The Mudcat Café TM
Thread #120729   Message #2628536
Posted By: Jim Carroll
10-May-09 - 05:37 PM
Thread Name: 'Our' Music - How Did That Happen?
Subject: RE: 'Our' Music - How Did That Happen?
Sorry Richard - you'll have to explain - where is the juvenile name calling in your quote? Would appreciate clarification.
The music is 'ours' because nobody else wanted it.
MacColl, Lloyd, Lomax et al took it up, encouraged others to do so, and those who did put it on the map more or less the way they found it - no orchestration, no massed choirs - just a few adaptations to make it acceptable and accesssible - and for a long time it worked.
You don't have to be working class to enjoy it, but its a pretty safe bet that it originated and was perpetuated by the 'lower' classes.
Over the last century our sources for folk songs have mainly been land labourers, small farmers, fishermen, carpenters (like Walter Pardon).
We worked for thirty years with Travellers - the bottom of the social heap, with Irish building workers, rural labourers - they were the people who retained the songs.

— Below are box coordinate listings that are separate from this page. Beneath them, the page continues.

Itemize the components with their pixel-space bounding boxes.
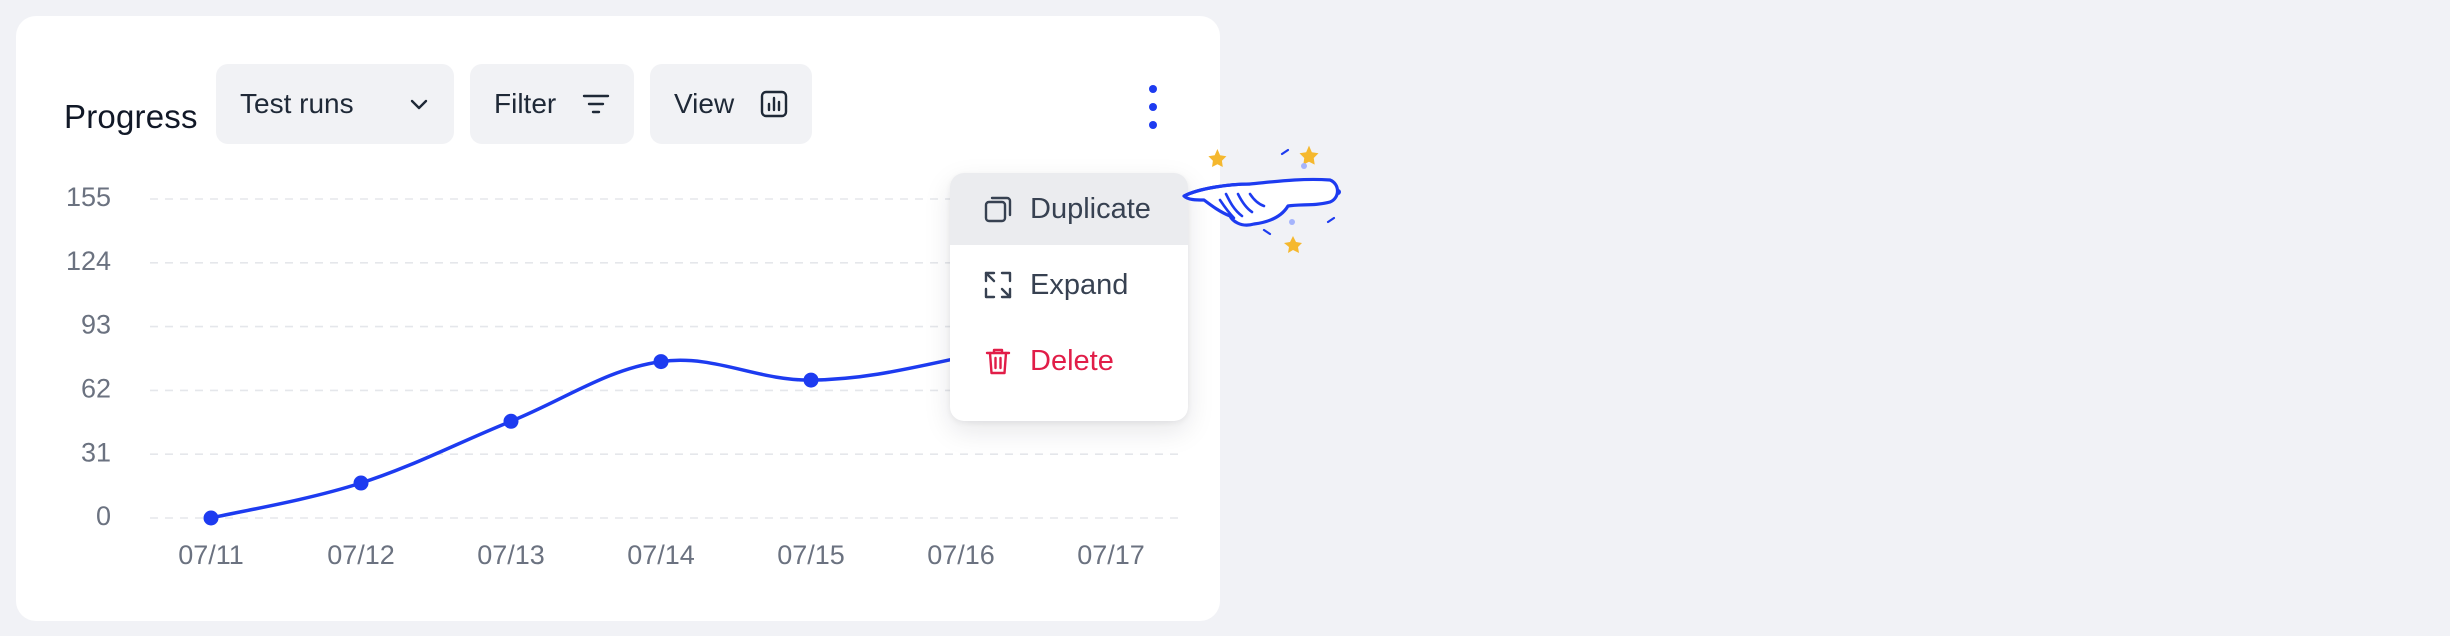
menu-item-label: Duplicate xyxy=(1030,192,1151,225)
copy-icon xyxy=(982,193,1014,225)
options-menu: Duplicate Expand Delete xyxy=(950,173,1188,421)
data-point[interactable] xyxy=(653,354,669,370)
y-tick-label: 155 xyxy=(66,182,111,212)
menu-item-expand[interactable]: Expand xyxy=(950,249,1188,321)
x-tick-label: 07/12 xyxy=(327,540,395,570)
y-tick-label: 93 xyxy=(81,310,111,340)
x-tick-label: 07/17 xyxy=(1077,540,1145,570)
data-point[interactable] xyxy=(503,413,519,429)
menu-item-label: Expand xyxy=(1030,268,1129,301)
x-tick-label: 07/13 xyxy=(477,540,545,570)
data-point[interactable] xyxy=(203,510,219,526)
menu-item-delete[interactable]: Delete xyxy=(950,325,1188,397)
menu-item-label: Delete xyxy=(1030,344,1114,377)
y-tick-label: 31 xyxy=(81,437,111,467)
expand-icon xyxy=(982,269,1014,301)
data-point[interactable] xyxy=(353,475,369,491)
data-point[interactable] xyxy=(803,372,819,388)
y-tick-label: 62 xyxy=(81,374,111,404)
menu-item-duplicate[interactable]: Duplicate xyxy=(950,173,1188,245)
y-tick-label: 0 xyxy=(96,501,111,531)
x-tick-label: 07/15 xyxy=(777,540,845,570)
x-tick-label: 07/14 xyxy=(627,540,695,570)
trash-icon xyxy=(982,345,1014,377)
x-tick-label: 07/16 xyxy=(927,540,995,570)
x-tick-label: 07/11 xyxy=(178,540,244,570)
pointing-hand-icon xyxy=(1182,145,1341,253)
progress-card: Progress Test runs Filter View 0 31 62 93 12… xyxy=(16,16,1220,621)
y-tick-label: 124 xyxy=(66,246,111,276)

It's also a safe bet that it was people like these who made the songs in the first place - who else could paint the realistic pictures of life at sea as in that repertoire, of working on the farms in the North-East of Scotland as portrayed in the bothy songs.... insiders views. Who else could use the vernacular the way it is used in the songs?
Bert Lloyd was probably right when he suggested that one of the reasons that folk songs were anonymous was that the authors were too poor and unimport to be acknowleged.